Un ruolino di marcia che vale la vetta del girone «M» in coabitazione con la Santangiolese.
In casa arancioblu l’entusiasmo è alle stelle, e non potrebbe essere altrimenti: lo si evince dalle parole del team manager Federico Zambon, alla seconda stagione a Brugine dopo una ventennale carriera di arbitro iniziata a soli sedici anni e culminata con un triennio in serie C con tanto di finale Scudetto del campionato Primavera.
«Ho dovuto abbandonare il fischietto perché non riuscivo più a far coesistere calcio e lavoro – rivela il diretto interessato – Avevo aperto un negozio per conto mio, non ce la facevo a partecipare ai raduni e ho dovuto abbandonare. Così sono entrato a far parte della Piovese, fresca di retrocessione dall’Eccellenza alla Promozione, con cui centrammo il ritorno in categoria vincendo lo spareggio con il Delta Porto Tolle. Lì ho conosciuto Adriano Viale, persona straordinaria, che ho poi seguito a Codevigo ripartendo dalla Terza Categoria. Abbiamo vinto il campionato, poi siamo saliti in Prima: lui purtroppo è venuto a mancare e gli sono subentrato da presidente per alcuni anni. Ero stanco e nessuno si faceva avanti, poi c’è stata la fusione da cui è nata l’attuale Unione ACV. L’amico Roberto Carraro, direttore sportivo del Due Stelle, mi ha chiesto di dargli una mano: dopo la retrocessione in Seconda aveva bisogno di una figura di raccordo tra la società e la prima squadra, così è partita questa nuova avventura. L’anno scorso, dopo l’arrivo in panchina di mister Garbin, abbiamo cambiato marcia: è stata una cavalcata esaltante, che ci ha visto superare due turni playoff con Q4 Padova e San Fidenzio Polverara per poi perdere, ai tempi supplementari, la finalissima con l’Olimpia Salese».

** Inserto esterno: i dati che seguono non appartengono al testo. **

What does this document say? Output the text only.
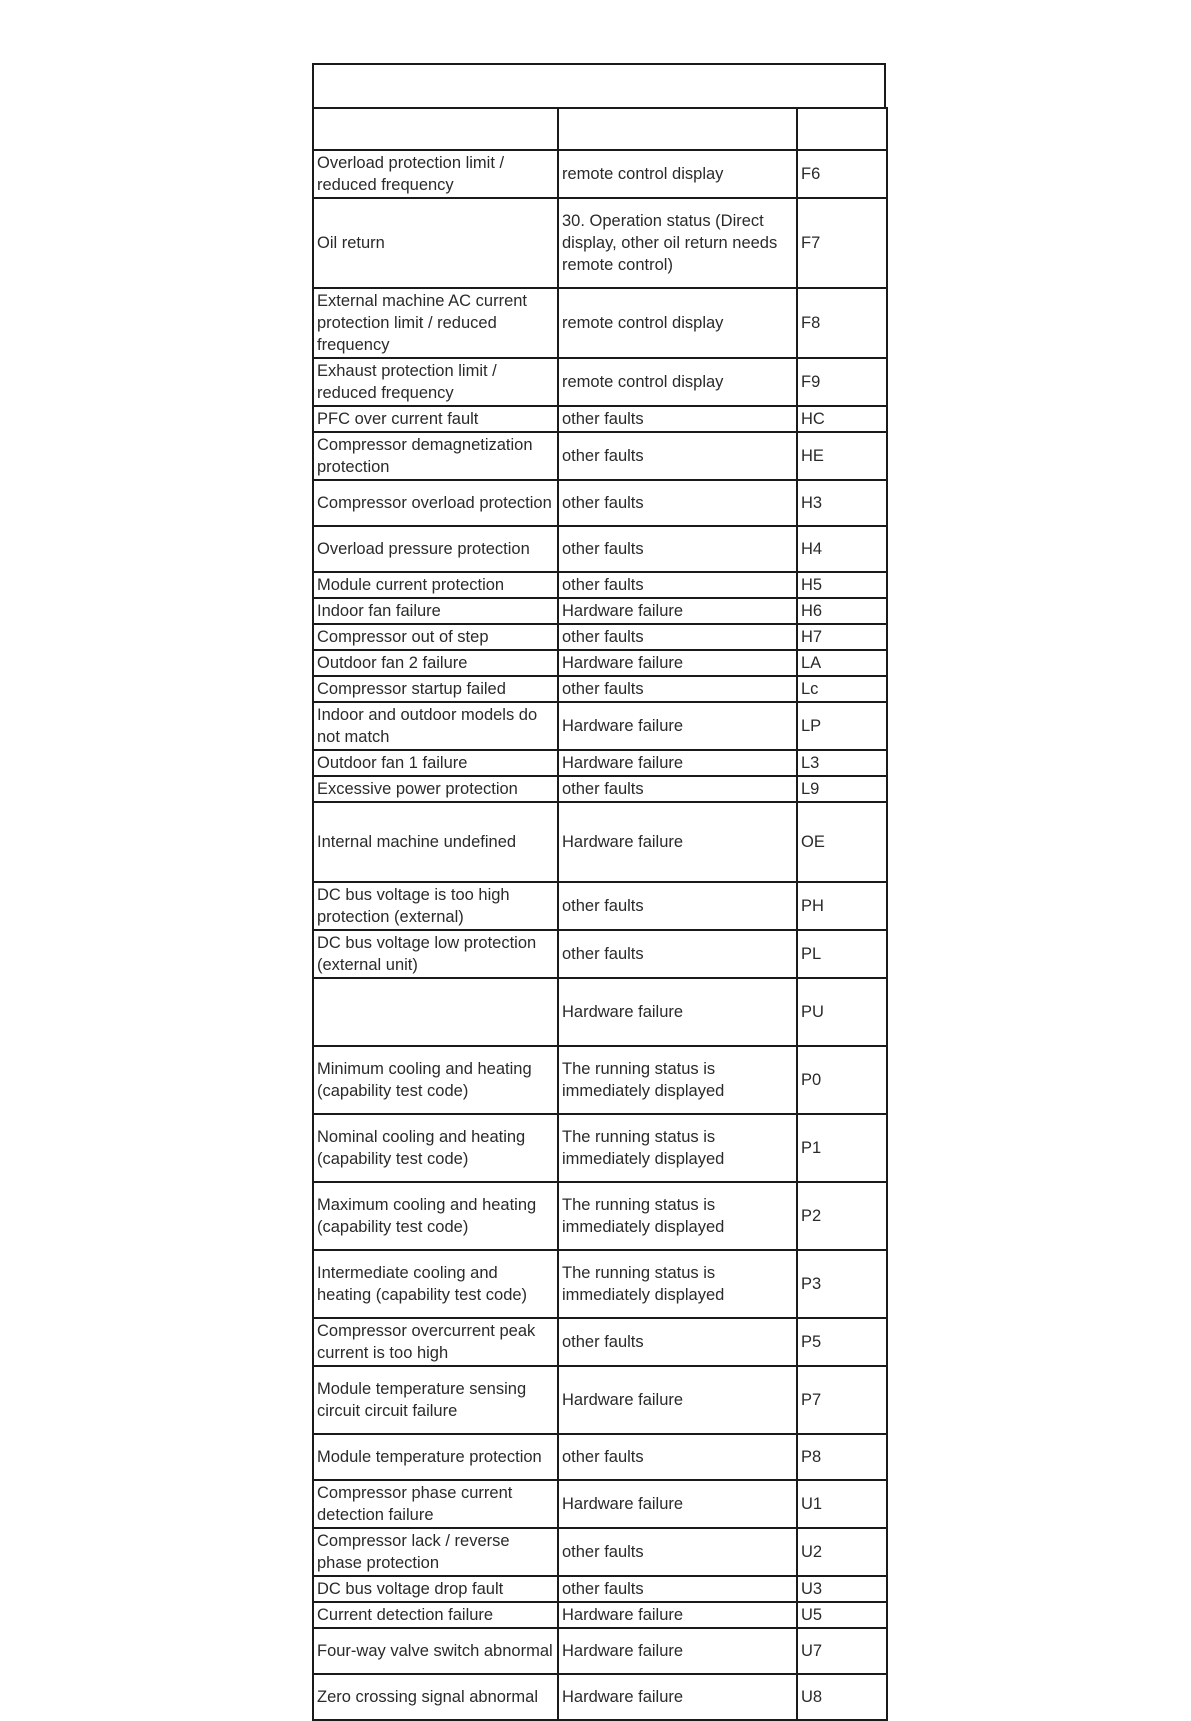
Overload protection limit / reduced frequency	remote control display	F6
Oil return	30. Operation status (Direct display, other oil return needs remote control)	F7
External machine AC current protection limit / reduced frequency	remote control display	F8
Exhaust protection limit / reduced frequency	remote control display	F9
PFC over current fault	other faults	HC
Compressor demagnetization protection	other faults	HE
Compressor overload protection	other faults	H3
Overload pressure protection	other faults	H4
Module current protection	other faults	H5
Indoor fan failure	Hardware failure	H6
Compressor out of step	other faults	H7
Outdoor fan 2 failure	Hardware failure	LA
Compressor startup failed	other faults	Lc
Indoor and outdoor models do not match	Hardware failure	LP
Outdoor fan 1 failure	Hardware failure	L3
Excessive power protection	other faults	L9
Internal machine undefined	Hardware failure	OE
DC bus voltage is too high protection (external)	other faults	PH
DC bus voltage low protection (external unit)	other faults	PL
	Hardware failure	PU
Minimum cooling and heating (capability test code)	The running status is immediately displayed	P0
Nominal cooling and heating (capability test code)	The running status is immediately displayed	P1
Maximum cooling and heating (capability test code)	The running status is immediately displayed	P2
Intermediate cooling and heating (capability test code)	The running status is immediately displayed	P3
Compressor overcurrent peak current is too high	other faults	P5
Module temperature sensing circuit circuit failure	Hardware failure	P7
Module temperature protection	other faults	P8
Compressor phase current detection failure	Hardware failure	U1
Compressor lack / reverse phase protection	other faults	U2
DC bus voltage drop fault	other faults	U3
Current detection failure	Hardware failure	U5
Four-way valve switch abnormal	Hardware failure	U7
Zero crossing signal abnormal	Hardware failure	U8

La società non si siede sugli allori e rilancia subito la sfida.
«Siamo ripartiti dallo “zoccolo duro” dei vari Panizzolo, Zamberlan, Marin, Frison, Ceola, Masiero: abbiamo ringiovanito la rosa, inserendo innesti di qualità e puntando ad un campionato di vertice. Il girone è tosto, con tante squadre forse anche più attrezzate di noi: penso ad esempio a Santangiolese, San Martino Saonara, San Fidenzio Polverara, Pontecorr e Pro Athletic. Ce la giocheremo fino in fondo con due parole-chiave: umiltà e rispetto. Non siamo professionisti, ma una società che vuole crescere deve essere professionale. Ho imposto delle regole, semplici ma fondamentali per fare le cose in un certo modo. Niente più ragazzi sorpresi a fumare in divisa e spogliatoio da tenere pulito e in ordine, sia in casa che soprattutto in trasferta. E al termine della partita, a prescindere dal risultato finale, si va tutti sotto la curva a ringraziare il gruppo ultras che ci segue ovunque. Ci tengo a ricordare che qui ci sono tanti dirigenti che si mettono a disposizione a costo zero, per pura passione. I pochi rimborsi sono da Seconda Categoria, non si fa il passo più lungo della gamba. Si rema tutti nella stessa direzione per il bene del Due Stelle».